1C’est dans sa connexion avec l’étranger que le regard tient lieu de paradigme dans la théorie analytique en donnant toute sa portée à la conceptualisation freudienne de la pulsion qui, en tant que ressort du désir, reste au fondement de toute subjectivité, de toute perception.
2La grande révolution freudienne est d’avoir montré que
l’étranger est au cœur du sujet du fait de sa division. C’est ce qui
l’habite et le dépasse à la fois. C’est tout au long de son œuvre
que Freud présentifie cette étrangeté qui fait événement pour le
regard, par-delà le voile de l’image, qu’il s’agisse du regard de la
Méduse, de l’aveuglement d’œdipe pour avoir vu ce qu’il savait
depuis toujours, ou encore de la cécité hystérique.
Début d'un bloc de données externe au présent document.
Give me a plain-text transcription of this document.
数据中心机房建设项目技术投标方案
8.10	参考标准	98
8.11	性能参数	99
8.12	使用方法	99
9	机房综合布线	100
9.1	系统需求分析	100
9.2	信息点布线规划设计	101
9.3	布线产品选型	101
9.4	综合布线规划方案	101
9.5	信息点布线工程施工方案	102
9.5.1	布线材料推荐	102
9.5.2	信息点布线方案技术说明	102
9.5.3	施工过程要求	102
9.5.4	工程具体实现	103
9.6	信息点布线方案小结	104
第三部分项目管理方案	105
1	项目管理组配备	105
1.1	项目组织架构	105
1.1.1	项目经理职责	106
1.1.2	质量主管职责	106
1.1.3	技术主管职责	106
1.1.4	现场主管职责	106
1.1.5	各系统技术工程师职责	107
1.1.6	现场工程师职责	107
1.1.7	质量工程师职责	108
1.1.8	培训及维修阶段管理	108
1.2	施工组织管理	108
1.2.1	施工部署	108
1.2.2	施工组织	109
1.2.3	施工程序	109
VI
Mais c’est avant
tout sa propre expérience de l’étrangeté qui lui permet d’élaborer sa
pensée et d’ouvrir le regard clinique, par-delà la toute puissance du
visible. Il n’est pas inutile de rappeler ici au moins deux événements
cruciaux qui ont marqué son trajet :
- Tout d’abord, on se souvient de sa fascination pour la sculpture
de Moïse de Michel-Ange. Il y voit la colère du héros qui semble,
d’un « regard dédaigneux et courroucé » lui reprocher de trahir le
premier commandement biblique. Cet arrêt face à l’image de celui
qui a formulé le commandement qui interdit toute représentation
fait énigme pour lui, et le travaille au point d’en faire l’objet de sa
recherche. Avec Œdipe, Moïse prendra figure de mythe. Il occupera
une place centrale. C’est avec lui que Freud achève son œuvre,
œuvre qui restitue au père son étrangeté et qui invite le lecteur à
appréhender le visible à partir de l’invisible qu’il contient et le
transcende. Ce que nous dit Freud dans « l’Homme Moïse et le
monothéisme » (1939), c’est que l’origine que s’accorde un peuple
est toujours soutenue par de l’étranger, et c’est cet étranger quant à
l’appartenance et au destin qui se déploie, migre d’un monothéisme
à un autre.
3En nous montrant que le père est toujours Autre et que le meurtre symbolique est un fait langagier, Freud se distancie de la capture mortifère du tout voir, tout savoir, et tout pouvoir. Il pointe ainsi l’indicible qui habite toute nomination, indicible que les hommes depuis toujours ont essayé de subvertir non sans ravages et sans dérapages avec les moyens de leur temps.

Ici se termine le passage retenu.